Kepala Komando Pusat Militer Iran, Ali Abdollahi, menjadi suara utama di balik ultimatum keras ini. Melalui siaran televisi nasional yang dilansir oleh AFP pada Sabtu (1/8/2026), Abdollahi mengkritik tajam dominasi AS di kawasan tersebut. Ia menekankan bahwa negara mana pun yang berani membuka ruang bagi intervensi militer AS pada akhirnya harus menanggung konsekuensi fatal atas keputusan tersebut.

Amerika Serikat dengan cepat melangkah menuju eskalasi ketegangan di kawasan ini. Negara mana pun yang menjadi tameng pertahanan bagi Amerika yang kriminal dan agresif akan dilalap kobaran api perang.

Deklarasi provokatif dari Teheran ini muncul sebagai respons langsung terhadap retorika ofensif dari Presiden AS, Donald Trump. Tokoh nomor satu di Gedung Putih itu kembali menghidupkan ancaman untuk melancarkan serangan destruktif terhadap Iran. Dalam pernyataannya, Trump secara terbuka menyatakan keyakinannya bahwa AS akan meraih kemenangan mutlak dalam perang yang dipicu oleh serangan awal aliansi AS-Israel pada akhir Februari lalu.

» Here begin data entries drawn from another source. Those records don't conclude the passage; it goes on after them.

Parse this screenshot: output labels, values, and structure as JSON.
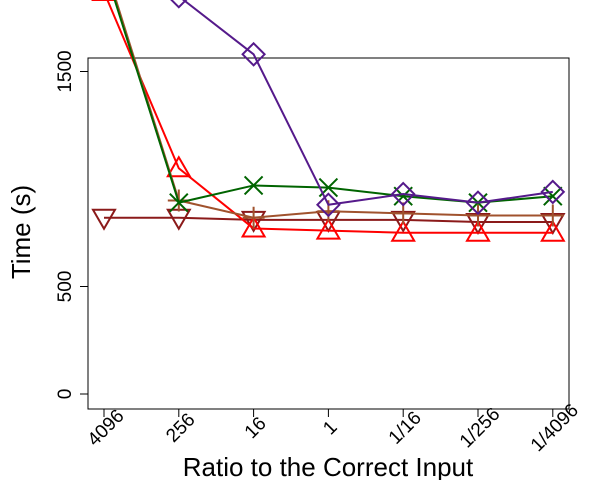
{
  "chart_data": {
    "type": "line",
    "title": "",
    "xlabel": "Ratio to the Correct Input",
    "ylabel": "Time (s)",
    "categories": [
      "4096",
      "256",
      "16",
      "1",
      "1/16",
      "1/256",
      "1/4096"
    ],
    "yticks": [
      "0",
      "500",
      "1500",
      "2500"
    ],
    "ylim": [
      -100,
      3100
    ],
    "grid": false,
    "legend": "none",
    "series": [
      {
        "color": "#8b1a1a",
        "marker": "triangle-down",
        "values": [
          820,
          820,
          810,
          810,
          810,
          800,
          800
        ]
      },
      {
        "color": "#ff0000",
        "marker": "triangle-up",
        "values": [
          1870,
          1050,
          770,
          760,
          750,
          750,
          750
        ]
      },
      {
        "color": "#a0522d",
        "marker": "plus",
        "values": [
          2010,
          900,
          820,
          850,
          840,
          830,
          830
        ]
      },
      {
        "color": "#006400",
        "marker": "x",
        "values": [
          1990,
          890,
          970,
          960,
          920,
          890,
          920
        ]
      },
      {
        "color": "#551a8b",
        "marker": "diamond",
        "values": [
          2620,
          1850,
          1580,
          880,
          930,
          890,
          940
        ]
      }
    ]
  }
}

Permusuhan antara kedua belah pihak memang sempat terkendali usai penangguhan serangan sementara, namun kini bentrokan kembali memanas dan keluar dari jalur diplomasi.

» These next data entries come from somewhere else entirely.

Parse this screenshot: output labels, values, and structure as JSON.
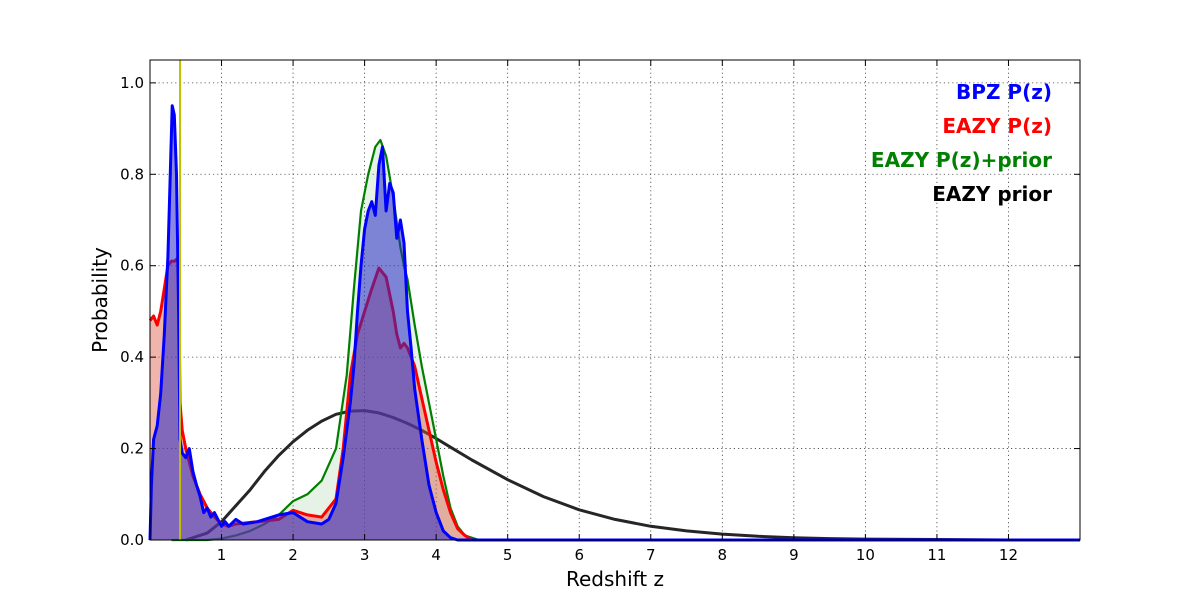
{
  "chart_data": {
    "type": "area",
    "xlabel": "Redshift z",
    "ylabel": "Probability",
    "xlim": [
      0,
      13
    ],
    "ylim": [
      0,
      1.05
    ],
    "x_ticks": [
      1,
      2,
      3,
      4,
      5,
      6,
      7,
      8,
      9,
      10,
      11,
      12
    ],
    "y_ticks": [
      0.0,
      0.2,
      0.4,
      0.6,
      0.8,
      1.0
    ],
    "y_tick_labels": [
      "0.0",
      "0.2",
      "0.4",
      "0.6",
      "0.8",
      "1.0"
    ],
    "grid": true,
    "legend_position": "top-right",
    "vertical_line": {
      "x": 0.42,
      "color": "#bfbf00"
    },
    "series": [
      {
        "name": "EAZY prior",
        "color": "#262626",
        "fill": null,
        "points": [
          [
            0.5,
            0.0
          ],
          [
            0.8,
            0.015
          ],
          [
            1.0,
            0.04
          ],
          [
            1.2,
            0.075
          ],
          [
            1.4,
            0.11
          ],
          [
            1.6,
            0.15
          ],
          [
            1.8,
            0.185
          ],
          [
            2.0,
            0.215
          ],
          [
            2.2,
            0.24
          ],
          [
            2.4,
            0.26
          ],
          [
            2.6,
            0.275
          ],
          [
            2.8,
            0.282
          ],
          [
            3.0,
            0.283
          ],
          [
            3.2,
            0.278
          ],
          [
            3.4,
            0.268
          ],
          [
            3.6,
            0.255
          ],
          [
            3.8,
            0.24
          ],
          [
            4.0,
            0.222
          ],
          [
            4.2,
            0.203
          ],
          [
            4.5,
            0.175
          ],
          [
            5.0,
            0.132
          ],
          [
            5.5,
            0.095
          ],
          [
            6.0,
            0.066
          ],
          [
            6.5,
            0.045
          ],
          [
            7.0,
            0.03
          ],
          [
            7.5,
            0.02
          ],
          [
            8.0,
            0.013
          ],
          [
            8.5,
            0.008
          ],
          [
            9.0,
            0.005
          ],
          [
            9.5,
            0.003
          ],
          [
            10.0,
            0.002
          ],
          [
            11.0,
            0.001
          ],
          [
            12.0,
            0.0
          ]
        ]
      },
      {
        "name": "EAZY P(z)+prior",
        "color": "#007f00",
        "fill": "rgba(0,128,0,0.10)",
        "points": [
          [
            0.3,
            0.0
          ],
          [
            0.8,
            0.0
          ],
          [
            1.0,
            0.003
          ],
          [
            1.2,
            0.01
          ],
          [
            1.4,
            0.02
          ],
          [
            1.6,
            0.035
          ],
          [
            1.8,
            0.055
          ],
          [
            2.0,
            0.085
          ],
          [
            2.2,
            0.1
          ],
          [
            2.4,
            0.13
          ],
          [
            2.6,
            0.2
          ],
          [
            2.75,
            0.36
          ],
          [
            2.85,
            0.55
          ],
          [
            2.95,
            0.72
          ],
          [
            3.05,
            0.8
          ],
          [
            3.15,
            0.86
          ],
          [
            3.22,
            0.875
          ],
          [
            3.3,
            0.84
          ],
          [
            3.4,
            0.75
          ],
          [
            3.5,
            0.64
          ],
          [
            3.55,
            0.6
          ],
          [
            3.6,
            0.57
          ],
          [
            3.7,
            0.47
          ],
          [
            3.8,
            0.38
          ],
          [
            3.9,
            0.3
          ],
          [
            4.0,
            0.22
          ],
          [
            4.1,
            0.14
          ],
          [
            4.2,
            0.07
          ],
          [
            4.3,
            0.03
          ],
          [
            4.4,
            0.01
          ],
          [
            4.6,
            0.0
          ],
          [
            13.0,
            0.0
          ]
        ]
      },
      {
        "name": "EAZY P(z)",
        "color": "#ff0000",
        "fill": "rgba(220,90,70,0.45)",
        "points": [
          [
            0.0,
            0.48
          ],
          [
            0.05,
            0.49
          ],
          [
            0.1,
            0.47
          ],
          [
            0.15,
            0.5
          ],
          [
            0.2,
            0.55
          ],
          [
            0.25,
            0.6
          ],
          [
            0.3,
            0.61
          ],
          [
            0.35,
            0.61
          ],
          [
            0.4,
            0.62
          ],
          [
            0.42,
            0.3
          ],
          [
            0.45,
            0.24
          ],
          [
            0.5,
            0.2
          ],
          [
            0.55,
            0.17
          ],
          [
            0.6,
            0.14
          ],
          [
            0.7,
            0.1
          ],
          [
            0.8,
            0.07
          ],
          [
            0.9,
            0.05
          ],
          [
            1.0,
            0.035
          ],
          [
            1.1,
            0.03
          ],
          [
            1.2,
            0.035
          ],
          [
            1.5,
            0.04
          ],
          [
            1.8,
            0.045
          ],
          [
            2.0,
            0.065
          ],
          [
            2.2,
            0.055
          ],
          [
            2.4,
            0.05
          ],
          [
            2.6,
            0.09
          ],
          [
            2.7,
            0.2
          ],
          [
            2.8,
            0.36
          ],
          [
            2.9,
            0.45
          ],
          [
            3.0,
            0.5
          ],
          [
            3.1,
            0.55
          ],
          [
            3.2,
            0.595
          ],
          [
            3.3,
            0.575
          ],
          [
            3.4,
            0.5
          ],
          [
            3.45,
            0.45
          ],
          [
            3.5,
            0.42
          ],
          [
            3.55,
            0.43
          ],
          [
            3.6,
            0.42
          ],
          [
            3.7,
            0.38
          ],
          [
            3.8,
            0.31
          ],
          [
            3.9,
            0.24
          ],
          [
            4.0,
            0.17
          ],
          [
            4.1,
            0.11
          ],
          [
            4.2,
            0.06
          ],
          [
            4.3,
            0.025
          ],
          [
            4.4,
            0.01
          ],
          [
            4.5,
            0.0
          ],
          [
            13.0,
            0.0
          ]
        ]
      },
      {
        "name": "BPZ P(z)",
        "color": "#0000ff",
        "fill": "rgba(40,40,200,0.55)",
        "points": [
          [
            0.0,
            0.0
          ],
          [
            0.02,
            0.12
          ],
          [
            0.05,
            0.22
          ],
          [
            0.1,
            0.25
          ],
          [
            0.15,
            0.32
          ],
          [
            0.2,
            0.45
          ],
          [
            0.25,
            0.62
          ],
          [
            0.28,
            0.78
          ],
          [
            0.31,
            0.95
          ],
          [
            0.34,
            0.93
          ],
          [
            0.37,
            0.8
          ],
          [
            0.4,
            0.5
          ],
          [
            0.42,
            0.22
          ],
          [
            0.45,
            0.19
          ],
          [
            0.5,
            0.18
          ],
          [
            0.55,
            0.2
          ],
          [
            0.6,
            0.15
          ],
          [
            0.65,
            0.12
          ],
          [
            0.7,
            0.095
          ],
          [
            0.75,
            0.06
          ],
          [
            0.8,
            0.07
          ],
          [
            0.85,
            0.05
          ],
          [
            0.9,
            0.06
          ],
          [
            1.0,
            0.03
          ],
          [
            1.05,
            0.04
          ],
          [
            1.1,
            0.03
          ],
          [
            1.2,
            0.045
          ],
          [
            1.3,
            0.035
          ],
          [
            1.5,
            0.04
          ],
          [
            1.8,
            0.055
          ],
          [
            2.0,
            0.06
          ],
          [
            2.2,
            0.04
          ],
          [
            2.4,
            0.035
          ],
          [
            2.5,
            0.045
          ],
          [
            2.6,
            0.08
          ],
          [
            2.7,
            0.18
          ],
          [
            2.8,
            0.3
          ],
          [
            2.85,
            0.38
          ],
          [
            2.9,
            0.5
          ],
          [
            2.95,
            0.6
          ],
          [
            3.0,
            0.68
          ],
          [
            3.05,
            0.72
          ],
          [
            3.1,
            0.74
          ],
          [
            3.15,
            0.71
          ],
          [
            3.2,
            0.82
          ],
          [
            3.25,
            0.86
          ],
          [
            3.3,
            0.72
          ],
          [
            3.35,
            0.78
          ],
          [
            3.4,
            0.76
          ],
          [
            3.45,
            0.66
          ],
          [
            3.5,
            0.7
          ],
          [
            3.55,
            0.65
          ],
          [
            3.6,
            0.5
          ],
          [
            3.65,
            0.42
          ],
          [
            3.7,
            0.33
          ],
          [
            3.8,
            0.22
          ],
          [
            3.9,
            0.12
          ],
          [
            4.0,
            0.06
          ],
          [
            4.1,
            0.02
          ],
          [
            4.2,
            0.005
          ],
          [
            4.3,
            0.0
          ],
          [
            13.0,
            0.0
          ]
        ]
      }
    ],
    "legend": [
      {
        "label": "BPZ P(z)",
        "color": "#0000ff"
      },
      {
        "label": "EAZY P(z)",
        "color": "#ff0000"
      },
      {
        "label": "EAZY P(z)+prior",
        "color": "#007f00"
      },
      {
        "label": "EAZY prior",
        "color": "#000000"
      }
    ]
  }
}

Kita akan menghantam Iran dengan sangat keras dan, Anda tahu, pada titik tertentu mereka akan berkata, 'Kami benar-benar tidak tahan lagi'.

Tidak sekadar retorika belaka, ancaman dari AS tampaknya bersandar pada rencana militer yang sudah matang. Sejumlah media arus utama di AS, termasuk raksasa berita seperti CBS News dan Wall Street Journal (WSJ), mengungkap adanya persiapan masif oleh aliansi AS-Israel. Rencana matang tersebut menjelaskan bahwa operasi pengeboman berskala besar yang berfokus pada pemusnahan infrastruktur vital Iran sedang digodok untuk dieksekusi dalam waktu dekat.

Target Operasi Militer Aliansi AS-Israel

Berdasarkan laporan jurnalistik tersebut, operasi militer yang diprediksi akan dieksekusi pada akhir pekan ini memiliki sasaran yang sangat spesifik dan strategis. Serangan ini dirancang untuk menjadi yang paling intens sepanjang konflik berjalan, dengan target utama yang mencakup:

  • Pembangkit listrik strategis yang menyuplai energi bagi berbagai kegiatan domestik.

  • Kilang minyak yang menjadi tulang punggung perekonomian dan ekspor Iran.

Meskipun laporan intelijen menyebutkan bahwa Presiden Trump masih berada pada tahap evaluasi dan belum memberikan otorisasi final atau lampu hijau, tingkat koordinasi militer antara Washington dan Tel Aviv terus berjalan intensif. Jika ancaman ini benar-benar direalisasikan, dunia akan menyaksikan penghancuran terhadap batas kesepakatan damai. Operasi tersebut akan menjadi serangan pertama yang diluncurkan Israel ke wilayah Iran sejak gencatan senjata awal diberlakukan pada bulan April lalu. Kondisi ini secara langsung menempatkan kawasan Timur Tengah di atas barel mesiu, di mana setiap manuver militer berpotensi memicu perang regional skala penuh yang sulit dibendung.